O Plano Nacional de Energia de 2030, considera que depois de Angra 3 haverá mais 8 a 10 GW de energia nuclear. O que corresponde a um percentual da ordem de 8% de energia instalada lá na frente, em 2050.
Para que isso ocorra, precisariam se desenvolver outras coisas, como o mercado de urânio?
Mas o mercado de mineração de urânio no país está ávido para que o parque cresça, porque ele tem uma capacidade ociosa em várias etapas, e tem uma reserva de combustível bruto imensa no Brasil. É uma questão de ter demanda para ser desenvolvido.
A gente pode ter essa cadeia toda de formação de insumos, tecnologia?
O Brasil domina toda a etapa de produção. Mas ele não tem capacidade industrial suficiente em duas delas, que é a conversão e o enriquecimento. A do enriquecimento vem aumentando passo a passo num ritmo relativamente lento, mas vem aumentando. É uma questão de investimento.
E a conversão é a mesma coisa. Ou seja, tendo demanda, você tem condições de ampliar a capacidade de produção do ciclo do combustível e tornar o índice de nacionalização muito maior.
Para desenvolver esse mercado, também é preciso que empresas privadas entrem no país?
Esse é um tema bastante discutido no próprio ministério, da flexibilização do monopólio do urânio, em especial, para permitir a exploração do urânio. Hoje, só a INB (Indústrias Nucleares do Brasil), que é estatal, explora urânio.
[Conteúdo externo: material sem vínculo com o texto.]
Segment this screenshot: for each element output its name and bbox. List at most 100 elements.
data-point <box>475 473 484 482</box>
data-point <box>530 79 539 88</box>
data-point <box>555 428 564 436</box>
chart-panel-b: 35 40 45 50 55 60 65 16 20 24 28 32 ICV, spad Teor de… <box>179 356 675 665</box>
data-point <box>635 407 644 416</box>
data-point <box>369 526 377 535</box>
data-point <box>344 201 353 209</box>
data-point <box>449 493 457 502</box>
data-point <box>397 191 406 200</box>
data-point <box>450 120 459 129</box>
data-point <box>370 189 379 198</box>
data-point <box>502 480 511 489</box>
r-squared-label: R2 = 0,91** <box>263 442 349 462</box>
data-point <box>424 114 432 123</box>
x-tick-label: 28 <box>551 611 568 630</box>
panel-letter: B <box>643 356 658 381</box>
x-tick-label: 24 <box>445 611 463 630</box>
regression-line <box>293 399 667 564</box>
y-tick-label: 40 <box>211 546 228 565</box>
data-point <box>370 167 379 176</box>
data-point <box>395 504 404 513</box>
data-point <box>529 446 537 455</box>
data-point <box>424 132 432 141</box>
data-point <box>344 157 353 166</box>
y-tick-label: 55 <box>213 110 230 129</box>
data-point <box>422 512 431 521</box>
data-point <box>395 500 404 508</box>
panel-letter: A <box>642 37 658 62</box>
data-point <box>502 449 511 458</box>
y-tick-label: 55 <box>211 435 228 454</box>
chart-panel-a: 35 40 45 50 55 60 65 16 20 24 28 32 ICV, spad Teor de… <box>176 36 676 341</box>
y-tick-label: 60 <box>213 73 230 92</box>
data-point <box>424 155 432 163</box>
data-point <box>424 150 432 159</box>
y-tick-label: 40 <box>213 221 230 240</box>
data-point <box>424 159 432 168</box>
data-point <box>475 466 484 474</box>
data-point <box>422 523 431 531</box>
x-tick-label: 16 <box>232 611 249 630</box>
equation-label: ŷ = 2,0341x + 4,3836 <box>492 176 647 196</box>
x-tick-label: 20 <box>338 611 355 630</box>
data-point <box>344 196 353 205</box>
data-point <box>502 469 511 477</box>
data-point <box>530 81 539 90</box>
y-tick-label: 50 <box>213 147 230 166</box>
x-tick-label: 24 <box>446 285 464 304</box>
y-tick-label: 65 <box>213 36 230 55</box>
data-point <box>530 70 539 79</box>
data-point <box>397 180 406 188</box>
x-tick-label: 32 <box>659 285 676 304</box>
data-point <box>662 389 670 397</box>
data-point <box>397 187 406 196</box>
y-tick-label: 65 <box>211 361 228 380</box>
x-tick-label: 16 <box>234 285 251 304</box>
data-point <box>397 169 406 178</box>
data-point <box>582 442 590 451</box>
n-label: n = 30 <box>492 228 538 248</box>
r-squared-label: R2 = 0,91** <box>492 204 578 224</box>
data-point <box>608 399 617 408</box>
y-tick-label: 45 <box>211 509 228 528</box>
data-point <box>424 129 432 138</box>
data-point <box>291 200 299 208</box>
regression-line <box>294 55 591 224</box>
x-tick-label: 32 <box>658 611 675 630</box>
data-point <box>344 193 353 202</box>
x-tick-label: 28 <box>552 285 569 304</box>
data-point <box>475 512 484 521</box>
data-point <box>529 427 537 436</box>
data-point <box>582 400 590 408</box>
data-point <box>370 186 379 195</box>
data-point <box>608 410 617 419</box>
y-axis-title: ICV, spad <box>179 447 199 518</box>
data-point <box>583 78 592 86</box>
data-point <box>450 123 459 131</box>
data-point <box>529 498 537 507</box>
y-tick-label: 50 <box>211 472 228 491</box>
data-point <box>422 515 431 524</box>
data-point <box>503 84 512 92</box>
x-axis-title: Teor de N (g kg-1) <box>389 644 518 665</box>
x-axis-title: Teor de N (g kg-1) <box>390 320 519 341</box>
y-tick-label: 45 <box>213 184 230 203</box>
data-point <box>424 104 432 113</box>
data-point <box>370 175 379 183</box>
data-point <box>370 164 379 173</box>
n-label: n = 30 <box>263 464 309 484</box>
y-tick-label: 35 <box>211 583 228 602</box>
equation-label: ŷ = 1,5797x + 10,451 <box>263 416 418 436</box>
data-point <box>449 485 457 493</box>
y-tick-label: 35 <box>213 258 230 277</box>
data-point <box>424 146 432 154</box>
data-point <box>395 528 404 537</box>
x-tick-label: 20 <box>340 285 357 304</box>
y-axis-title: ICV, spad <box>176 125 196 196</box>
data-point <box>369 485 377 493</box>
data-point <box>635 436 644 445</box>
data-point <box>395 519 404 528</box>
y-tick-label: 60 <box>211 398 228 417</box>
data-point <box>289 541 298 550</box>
Para você atrair investimentos necessários para aumentar a capacidade de produção para atender a essa nova demanda, você precisa incentivar o investimento. E para esse investimento, possivelmente a parceria com o investidor estrangeiro é uma saída importante.
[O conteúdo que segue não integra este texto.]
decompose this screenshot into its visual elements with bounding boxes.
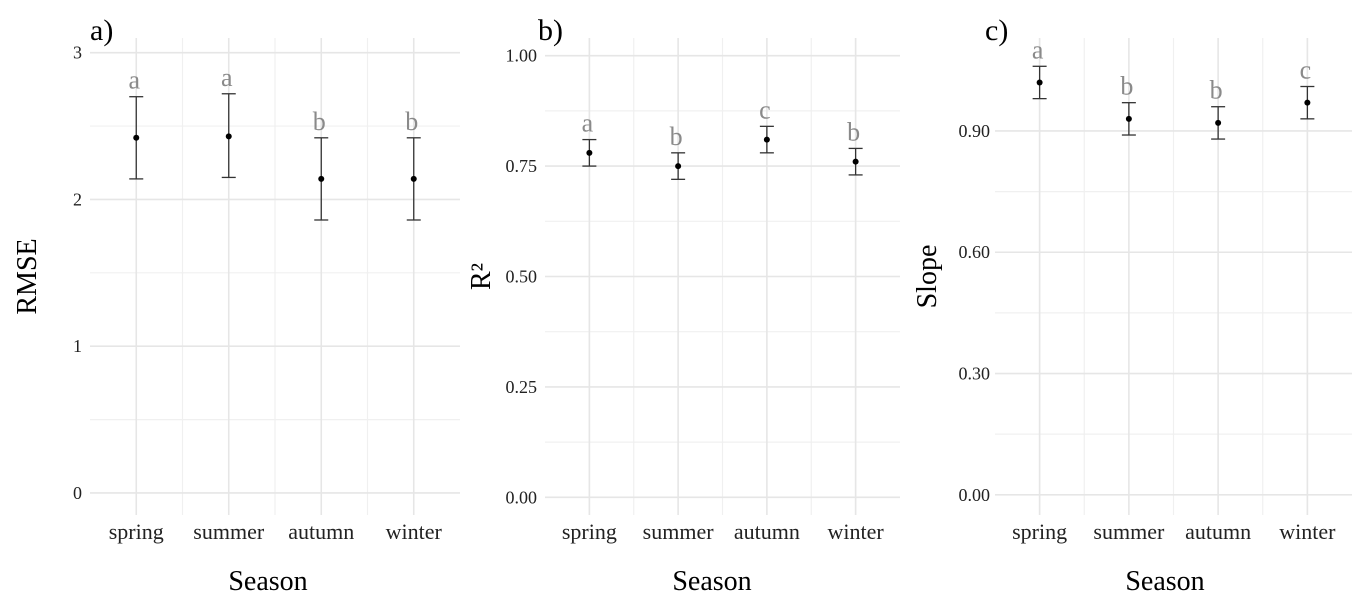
data-point <box>133 134 140 141</box>
x-tick-label: autumn <box>288 519 354 544</box>
y-tick-label: 3 <box>73 43 82 63</box>
y-axis-title: Slope <box>912 245 943 309</box>
data-point <box>225 133 232 140</box>
x-tick-label: winter <box>1279 519 1336 544</box>
y-tick-label: 0.00 <box>959 485 991 505</box>
y-tick-label: 0.90 <box>959 121 991 141</box>
significance-letter: b <box>670 122 683 151</box>
data-point <box>763 136 770 143</box>
panel-label: a) <box>90 14 113 47</box>
panels: 0 1 2 3 spring summer autumn winter a a b b a) RMSE Se… <box>12 14 1352 597</box>
significance-letter: b <box>1120 72 1133 101</box>
data-point <box>410 175 417 182</box>
significance-letter: b <box>1210 76 1223 105</box>
data-point <box>1125 115 1132 122</box>
x-tick-label: spring <box>109 519 164 544</box>
y-tick-label: 0.75 <box>506 156 538 176</box>
y-tick-label: 2 <box>73 189 82 209</box>
x-tick-label: summer <box>193 519 265 544</box>
significance-letter: b <box>313 107 326 136</box>
y-tick-label: 0.25 <box>506 377 538 397</box>
x-axis-title: Season <box>228 566 307 597</box>
significance-letter: a <box>221 63 233 92</box>
chart-panel-2: 0.00 0.25 0.50 0.75 1.00 spring summer autumn wi… <box>466 14 900 597</box>
x-axis-title: Season <box>672 566 751 597</box>
y-tick-label: 0.00 <box>506 487 538 507</box>
x-tick-label: winter <box>386 519 443 544</box>
y-tick-label: 1 <box>73 336 82 356</box>
panel-label: c) <box>985 14 1008 47</box>
y-tick-label: 0 <box>73 483 82 503</box>
significance-letter: b <box>405 107 418 136</box>
y-axis-title: RMSE <box>12 238 43 314</box>
x-tick-label: winter <box>828 519 885 544</box>
x-tick-label: autumn <box>1185 519 1251 544</box>
x-tick-label: spring <box>562 519 617 544</box>
significance-letter: c <box>1300 56 1312 85</box>
y-axis-title: R² <box>466 263 497 290</box>
data-point <box>852 158 859 165</box>
data-point <box>586 149 593 156</box>
y-tick-label: 0.50 <box>506 267 538 287</box>
x-tick-label: summer <box>643 519 715 544</box>
x-tick-label: autumn <box>734 519 800 544</box>
x-axis-title: Season <box>1125 566 1204 597</box>
chart-panel-3: 0.00 0.30 0.60 0.90 spring summer autumn winter… <box>912 14 1352 597</box>
y-tick-label: 0.60 <box>959 242 991 262</box>
significance-letter: a <box>128 66 140 95</box>
significance-letter: c <box>759 95 771 124</box>
data-point <box>1304 99 1311 106</box>
data-point <box>675 163 682 170</box>
data-point <box>318 175 325 182</box>
data-point <box>1215 119 1222 126</box>
chart-panel-1: 0 1 2 3 spring summer autumn winter a a b b a) RMSE Se… <box>12 14 460 597</box>
data-point <box>1036 79 1043 86</box>
y-tick-label: 0.30 <box>959 364 991 384</box>
significance-letter: a <box>582 109 594 138</box>
significance-letter: b <box>847 117 860 146</box>
x-tick-label: summer <box>1093 519 1165 544</box>
x-tick-label: spring <box>1012 519 1067 544</box>
y-tick-label: 1.00 <box>506 46 538 66</box>
significance-letter: a <box>1032 35 1044 64</box>
panel-label: b) <box>538 14 563 47</box>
Quais as expectativas da Eletronuclear para este ano, com a retomada das obras de Angra 3?
Temos uma meta empresarial para que a usina entre em operação em novembro de 2026. Como o modelo de negócios proposto pelo BNDES leva um tempo de maturação, propusemos à Eletrobras o Plano de Aceleração do Caminho Crítico do Empreendimento, para efetivamente retomar as obras o mais rápido possível, de forma a atingir essa meta.
A expectativa é que o BNDES realize a contratação de um ‘epecista’ para concluir tudo que não está incluído no plano de aceleração em 2022, no segundo semestre. O plano de aceleração do caminho crítico e a conclusão da obra via contratação de um grande ‘epecista’ se convergem no final do ano que vem.
Estamos otimistas em relação à retomada dessas obras. Não é só importante para o setor elétrico, mas para a própria retomada do crescimento econômico do país, na medida que é um investimento que tem retorno grande em termos de PIB [Produto Interno Bruto].
E como fica a questão da possibilidade de um parceiro privado para Angra 3?
Quando o BNDES começou a estudar o modelo, vários estudos que fizemos anteriormente consideravam uma participação importante da parceria privada internacional. O BNDES considerou, com grande razoabilidade, que essa parceria transferia muito risco para o parceiro, da forma como estava sendo discutida. E muito risco para o parceiro significa custos muito altos.
Então, eles tentaram evitar esse caminho, de forma que o prêmio de risco fosse mais baixo. E a parceria internacional não foi descartada, ela continua em aberto, mas é bem melhor chamar um parceiro com uma obra andando do que entrar o parceiro em uma obra parada.
Quando a obra estiver andando, com tudo equacionado, possivelmente surja um interesse muito maior dos parceiros internacionais. E o próprio modelo que o BNDES estabeleceu não impede isso. É um plus que pode acontecer, mas numa etapa mais avançada da construção.